Görüş belirtenlerin olaya bakış açıları şöyle:
Gökova'dan gelen Hanifi Yüce: “Yok, kardeşim. Bilmiyoruz.” dedi. Anlattım. “Yapacak bir şey yok. Ne yapabiliriz ki? Belediye bizden bu parayı almak ve bize bir hizmet vermek zorunda. Sonuçta belediye burada bir hizmet veriyor. Bu hizmetin karşılığında ve daha kaliteli hizmet verebilmek için bu parayı bizden alacak. Biz belediyeden bir hizmet bekliyorsak bu parayı vereceğiz. Gayet normal bir şey bu.”
BU, ÇOK YANLIŞ!
Ulalı Kardeşler: “Haberimiz var, abi; 3 500 TL. iken 23 500 TL. olmuş. 20. 000 TL. ne zammı yapıyorlar, ben anlamadım. Bu zammı neden yaptıklarını açıklasınlar.” diyor, stantdaki genç. “Paraya ihtiyacı varmış, belediyenin.” dedim. “Biraz enayi yerine koyuyorlar insanı, başka bir şey değil. Bu, çok yanlış bir şey.” “10.000 TL. olsa, 'amenna' derim.” diyor, sahibi olarak bildiğim kişi. “Şimdi ne yapabiliriz, onu da bilmiyorum.” diyor, genç.
ARTIŞ, YÜKSEK
Savaş Süt Ürünleri, İsa Savaş: “Söylediler ama ne kadar olduğunu bilmiyorum.” diyor. Anlattım. “Fiyat, biraz yüksek geliyor ama genel olarak bakarsak, her şey yüksek. Ne yapacağız, abi? Fiyattan ziyade, şikayet amaçlı olacak ama görüyorsun, yukarıdan, plastik borulardan eşyalarımızın üzerine su damlayıp duruyor. Her zaman Fen İşlerine, zabıtaya söylüyoruz, bu hafta da söyledik, bu sorundan çok mağduruz. Başka yerlerde yok sanırım ama burada var. Burayı halledeceklerini söylediler, hiç ellemediler.” “Başkan yardımcısı Mutlu Gündoğan ile dolaşmıştık burayı bir ara, halledeceklerini söylemişti.” diyorum. Datça dışında da pazarlara çıkıyormuş. Oralarda %15 zam yapılmış, işgaliyelere. Elektrik, çöp poşeti vs... dahil %50 gibi bir zam yapılmış. Datça'da elektrik için her birinin kendi sayacı varmış. Abone olmuşlar. Diğer yerlerde çöpleri çöp poşetine doldurup bir kenara bırakıyorlarmış, burada ise tezgahı kapadıktan sonra bir yarım saat ortalığı temizlemeye çalışıyorlarmış. Aksi halde tutanak tutulup ceza yazılıyormuş.

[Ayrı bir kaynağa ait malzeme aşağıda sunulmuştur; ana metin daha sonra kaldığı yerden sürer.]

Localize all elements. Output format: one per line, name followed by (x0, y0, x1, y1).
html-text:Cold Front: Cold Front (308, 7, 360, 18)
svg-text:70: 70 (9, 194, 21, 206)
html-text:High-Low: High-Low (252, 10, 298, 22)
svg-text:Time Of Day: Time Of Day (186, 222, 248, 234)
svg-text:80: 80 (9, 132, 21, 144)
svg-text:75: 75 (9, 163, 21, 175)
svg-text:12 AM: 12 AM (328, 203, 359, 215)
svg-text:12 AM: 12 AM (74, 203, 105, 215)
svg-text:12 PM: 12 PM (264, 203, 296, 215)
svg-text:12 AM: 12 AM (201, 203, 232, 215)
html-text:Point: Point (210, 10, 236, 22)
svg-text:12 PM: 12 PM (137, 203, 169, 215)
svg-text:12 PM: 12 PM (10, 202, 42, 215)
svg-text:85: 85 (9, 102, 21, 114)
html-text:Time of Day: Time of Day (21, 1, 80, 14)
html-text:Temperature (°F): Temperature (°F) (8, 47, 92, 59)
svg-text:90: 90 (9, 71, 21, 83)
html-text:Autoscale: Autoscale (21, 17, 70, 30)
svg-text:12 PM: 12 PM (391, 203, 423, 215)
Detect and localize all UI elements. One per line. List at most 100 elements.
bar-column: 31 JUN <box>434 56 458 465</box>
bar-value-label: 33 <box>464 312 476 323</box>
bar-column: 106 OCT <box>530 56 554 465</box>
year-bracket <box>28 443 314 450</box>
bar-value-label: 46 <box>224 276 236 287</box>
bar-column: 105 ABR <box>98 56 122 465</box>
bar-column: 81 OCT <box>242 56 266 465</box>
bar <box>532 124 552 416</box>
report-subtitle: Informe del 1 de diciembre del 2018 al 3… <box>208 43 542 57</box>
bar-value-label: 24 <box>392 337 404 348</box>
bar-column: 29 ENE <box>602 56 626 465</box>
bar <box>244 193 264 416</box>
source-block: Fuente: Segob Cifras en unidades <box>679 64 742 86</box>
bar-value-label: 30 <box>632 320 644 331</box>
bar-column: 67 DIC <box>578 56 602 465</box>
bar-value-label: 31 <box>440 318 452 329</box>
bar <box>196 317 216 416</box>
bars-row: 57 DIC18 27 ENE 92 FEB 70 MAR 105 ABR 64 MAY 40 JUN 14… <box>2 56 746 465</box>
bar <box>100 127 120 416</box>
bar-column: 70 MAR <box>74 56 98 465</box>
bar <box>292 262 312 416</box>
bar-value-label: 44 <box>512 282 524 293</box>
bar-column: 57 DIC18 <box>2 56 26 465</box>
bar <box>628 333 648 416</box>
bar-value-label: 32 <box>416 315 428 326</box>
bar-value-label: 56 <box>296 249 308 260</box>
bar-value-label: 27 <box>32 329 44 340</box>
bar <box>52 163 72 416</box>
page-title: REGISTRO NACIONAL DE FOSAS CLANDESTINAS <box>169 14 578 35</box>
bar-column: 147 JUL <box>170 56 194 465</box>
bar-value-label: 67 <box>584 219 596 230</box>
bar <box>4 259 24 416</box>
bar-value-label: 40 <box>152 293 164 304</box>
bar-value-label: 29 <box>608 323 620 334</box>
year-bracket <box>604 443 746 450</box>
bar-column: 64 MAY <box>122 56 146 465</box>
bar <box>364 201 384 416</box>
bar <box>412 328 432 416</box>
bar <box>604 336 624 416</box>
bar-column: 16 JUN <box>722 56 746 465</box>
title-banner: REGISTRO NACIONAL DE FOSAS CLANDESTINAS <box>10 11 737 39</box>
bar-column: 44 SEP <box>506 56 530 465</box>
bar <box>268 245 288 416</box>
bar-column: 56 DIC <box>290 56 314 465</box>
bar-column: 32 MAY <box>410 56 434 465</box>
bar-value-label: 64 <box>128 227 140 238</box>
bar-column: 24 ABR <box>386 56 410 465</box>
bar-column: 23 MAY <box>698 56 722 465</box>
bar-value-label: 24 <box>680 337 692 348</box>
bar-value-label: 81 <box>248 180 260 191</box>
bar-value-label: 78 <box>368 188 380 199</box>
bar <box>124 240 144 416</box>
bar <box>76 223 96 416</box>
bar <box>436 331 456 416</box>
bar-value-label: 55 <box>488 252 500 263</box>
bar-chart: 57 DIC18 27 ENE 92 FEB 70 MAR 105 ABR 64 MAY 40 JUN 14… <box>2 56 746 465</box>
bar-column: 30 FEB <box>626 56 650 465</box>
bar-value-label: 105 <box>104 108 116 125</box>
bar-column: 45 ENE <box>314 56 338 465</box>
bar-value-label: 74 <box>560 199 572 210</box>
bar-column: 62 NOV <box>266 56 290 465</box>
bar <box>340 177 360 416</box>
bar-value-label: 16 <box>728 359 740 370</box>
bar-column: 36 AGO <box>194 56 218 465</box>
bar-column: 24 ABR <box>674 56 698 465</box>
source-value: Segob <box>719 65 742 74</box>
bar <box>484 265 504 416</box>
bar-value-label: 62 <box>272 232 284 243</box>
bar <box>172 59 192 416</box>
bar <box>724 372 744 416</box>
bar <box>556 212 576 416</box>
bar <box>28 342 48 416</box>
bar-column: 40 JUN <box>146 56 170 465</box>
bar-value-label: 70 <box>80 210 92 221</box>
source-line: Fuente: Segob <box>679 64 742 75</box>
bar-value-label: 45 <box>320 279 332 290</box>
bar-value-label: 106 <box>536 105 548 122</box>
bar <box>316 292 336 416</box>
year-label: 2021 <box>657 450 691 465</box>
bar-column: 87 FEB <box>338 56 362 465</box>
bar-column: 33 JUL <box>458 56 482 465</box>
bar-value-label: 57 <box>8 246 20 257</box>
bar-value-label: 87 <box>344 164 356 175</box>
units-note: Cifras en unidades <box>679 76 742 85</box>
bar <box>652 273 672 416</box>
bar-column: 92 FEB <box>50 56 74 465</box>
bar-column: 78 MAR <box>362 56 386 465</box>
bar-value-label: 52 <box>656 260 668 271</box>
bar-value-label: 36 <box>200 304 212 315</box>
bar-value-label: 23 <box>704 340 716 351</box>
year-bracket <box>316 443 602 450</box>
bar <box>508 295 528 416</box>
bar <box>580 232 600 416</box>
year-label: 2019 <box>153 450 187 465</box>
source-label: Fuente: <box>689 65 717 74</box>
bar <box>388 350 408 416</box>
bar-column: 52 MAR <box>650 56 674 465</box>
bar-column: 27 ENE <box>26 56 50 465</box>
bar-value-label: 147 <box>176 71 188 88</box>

Toker Peynircilik, Cem Toker: “Metrekare başına 20 TL mi ne zam yapılmış, dediler. Biraz fazla,” dedi. O da komşusu İsa Savaş gibi tepesindeki borudan akan sudan rahatsız. Tezgahının arkasının çok dar oluşundan şikayetçi. “Artış, bu kadar da olmamalıydı. Başkanımızdan ricamız, bunu düşürsünler.”